Schmulewitz et al., in the UK in 2005, studied 3,244 patients with chronic obstructive pulmonary disease, cerebrovascular accidents, pulmonary embolism, pneumonia, collapse and upper gastrointestinal bleed. They found "Weekend admission was not associated with significantly higher in-hospital mortality, readmission rates or increased length of stay compared to the weekday equivalent for any of the six conditions".

However, in 2010, Clarke et al., in a much larger Australian study of 54,625 mixed medical/surgical non-elective admissions showed a significant weekend effect (i.e. worse mortality) for acute myocardial infarction. Marco et al. (2011), in a US study of 429,880 internal medical admissions showed that death within 2 days after admission was significantly higher for a weekend admission, when compared to a weekday one (OR = 1.28; 95% CI = 1.22-1.33). In the same year, in an Irish study of 25,883 medical admissions (Mikulich et al.), patients admitted at the weekend had an approximate 11% increased 30-day in-hospital mortality, compared with a weekday admission; although this was not statistically significant either before or after risk adjustment. Thus the authors pointed out that "admission at the weekend was not independently predictive in a risk model that included Illness Severity (age and biochemical markers) and co-morbidity".

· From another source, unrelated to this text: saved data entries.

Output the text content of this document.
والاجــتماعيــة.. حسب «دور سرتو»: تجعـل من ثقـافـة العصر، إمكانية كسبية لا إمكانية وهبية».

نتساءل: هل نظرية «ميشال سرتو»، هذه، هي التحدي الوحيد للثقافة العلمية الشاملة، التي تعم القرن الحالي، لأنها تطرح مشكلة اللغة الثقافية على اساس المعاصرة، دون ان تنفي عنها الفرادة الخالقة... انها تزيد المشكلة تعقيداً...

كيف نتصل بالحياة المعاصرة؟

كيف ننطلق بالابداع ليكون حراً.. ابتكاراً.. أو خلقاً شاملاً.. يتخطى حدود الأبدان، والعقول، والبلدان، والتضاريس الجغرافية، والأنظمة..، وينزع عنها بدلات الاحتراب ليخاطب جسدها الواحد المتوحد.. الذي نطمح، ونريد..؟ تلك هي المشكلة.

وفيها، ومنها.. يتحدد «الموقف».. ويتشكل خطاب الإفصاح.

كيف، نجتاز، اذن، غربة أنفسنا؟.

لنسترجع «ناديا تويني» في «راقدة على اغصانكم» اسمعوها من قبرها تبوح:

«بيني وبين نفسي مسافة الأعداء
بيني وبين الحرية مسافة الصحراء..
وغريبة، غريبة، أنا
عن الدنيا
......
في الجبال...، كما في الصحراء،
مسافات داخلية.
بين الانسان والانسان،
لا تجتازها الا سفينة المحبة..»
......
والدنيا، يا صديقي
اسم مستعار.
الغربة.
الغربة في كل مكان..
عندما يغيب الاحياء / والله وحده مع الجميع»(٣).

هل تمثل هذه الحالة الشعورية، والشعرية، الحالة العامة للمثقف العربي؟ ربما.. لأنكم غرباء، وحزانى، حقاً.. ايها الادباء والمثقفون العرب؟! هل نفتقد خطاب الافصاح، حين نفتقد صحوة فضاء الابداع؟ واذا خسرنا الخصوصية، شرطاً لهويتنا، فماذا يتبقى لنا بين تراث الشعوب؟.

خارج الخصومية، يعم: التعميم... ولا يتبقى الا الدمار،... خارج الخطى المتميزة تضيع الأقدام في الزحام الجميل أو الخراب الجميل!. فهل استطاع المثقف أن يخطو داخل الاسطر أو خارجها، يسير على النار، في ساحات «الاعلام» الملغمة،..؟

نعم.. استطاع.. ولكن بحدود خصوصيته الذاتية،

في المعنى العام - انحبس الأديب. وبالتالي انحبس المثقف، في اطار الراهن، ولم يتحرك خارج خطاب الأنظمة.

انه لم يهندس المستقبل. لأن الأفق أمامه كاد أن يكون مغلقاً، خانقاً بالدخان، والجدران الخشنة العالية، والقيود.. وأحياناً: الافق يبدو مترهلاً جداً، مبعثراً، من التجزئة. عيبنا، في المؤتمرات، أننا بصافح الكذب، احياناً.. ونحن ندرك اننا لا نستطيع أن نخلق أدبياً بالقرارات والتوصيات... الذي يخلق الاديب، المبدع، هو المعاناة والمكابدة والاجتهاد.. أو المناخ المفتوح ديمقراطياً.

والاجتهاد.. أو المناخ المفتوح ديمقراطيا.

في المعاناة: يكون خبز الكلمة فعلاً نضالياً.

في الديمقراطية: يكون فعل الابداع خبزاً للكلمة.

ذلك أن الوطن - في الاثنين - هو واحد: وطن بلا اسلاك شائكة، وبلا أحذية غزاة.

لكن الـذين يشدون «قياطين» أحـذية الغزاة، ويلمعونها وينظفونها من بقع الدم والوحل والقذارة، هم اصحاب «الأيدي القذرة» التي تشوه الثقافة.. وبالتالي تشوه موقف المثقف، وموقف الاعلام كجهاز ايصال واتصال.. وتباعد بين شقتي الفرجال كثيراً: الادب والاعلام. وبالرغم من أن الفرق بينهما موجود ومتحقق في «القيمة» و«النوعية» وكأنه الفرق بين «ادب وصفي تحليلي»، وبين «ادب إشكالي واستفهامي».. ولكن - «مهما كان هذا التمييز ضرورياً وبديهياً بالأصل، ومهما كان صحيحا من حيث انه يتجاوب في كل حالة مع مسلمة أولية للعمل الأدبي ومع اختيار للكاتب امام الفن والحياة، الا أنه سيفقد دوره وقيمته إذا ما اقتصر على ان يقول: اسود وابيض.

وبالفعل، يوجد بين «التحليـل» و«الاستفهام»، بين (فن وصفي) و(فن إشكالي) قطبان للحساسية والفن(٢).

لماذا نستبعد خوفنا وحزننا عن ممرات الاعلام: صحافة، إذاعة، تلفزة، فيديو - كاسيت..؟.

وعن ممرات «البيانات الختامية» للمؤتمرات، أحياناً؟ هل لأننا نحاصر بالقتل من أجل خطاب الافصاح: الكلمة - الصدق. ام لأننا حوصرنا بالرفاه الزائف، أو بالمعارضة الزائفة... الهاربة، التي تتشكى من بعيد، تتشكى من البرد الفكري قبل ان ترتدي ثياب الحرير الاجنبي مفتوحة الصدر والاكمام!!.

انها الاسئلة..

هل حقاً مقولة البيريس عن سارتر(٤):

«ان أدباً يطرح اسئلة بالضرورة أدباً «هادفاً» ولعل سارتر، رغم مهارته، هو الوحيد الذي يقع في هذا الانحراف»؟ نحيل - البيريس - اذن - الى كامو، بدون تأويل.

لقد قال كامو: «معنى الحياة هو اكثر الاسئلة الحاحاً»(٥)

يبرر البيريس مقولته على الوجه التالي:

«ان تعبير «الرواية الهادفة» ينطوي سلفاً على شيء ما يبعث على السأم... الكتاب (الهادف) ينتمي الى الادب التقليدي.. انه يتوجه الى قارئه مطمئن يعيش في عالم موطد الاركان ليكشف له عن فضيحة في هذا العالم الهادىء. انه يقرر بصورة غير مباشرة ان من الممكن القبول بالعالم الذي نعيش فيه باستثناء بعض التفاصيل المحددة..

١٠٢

There is some evidence for intervention from physicians, in an attempt to address this issue. Bell et al., in 2013, surveyed 91 acute hospital sites in England to evaluate systems of consultant cover for acute medical admissions. An 'all inclusive' pattern of consultant working, incorporating all guideline recommendations (and which included the minimum consultant presence of 4 hours per day) was associated with reduced excess weekend mortality (p<0.05).

In 2014, it was shown in a huge US study, that the presence of resident trainee doctors (and nurses) may also be of benefit (Ricciardi, 2014). In this study of 48,253,968 medical patients, the relative risk of mortality was 15% higher following weekend admission as compared to weekday admission. This is currently the largest known study in this area. After adjusting for diagnosis, age, sex, race, income level, payer, comorbidity, and weekend admission, the overall odds of mortality was higher for patients in hospitals with fewer nurses and staff physicians. Mortality following a weekend admission for patients admitted to a hospital with resident trainees was significantly higher (17%) than hospitals with no resident trainees (p<0.001).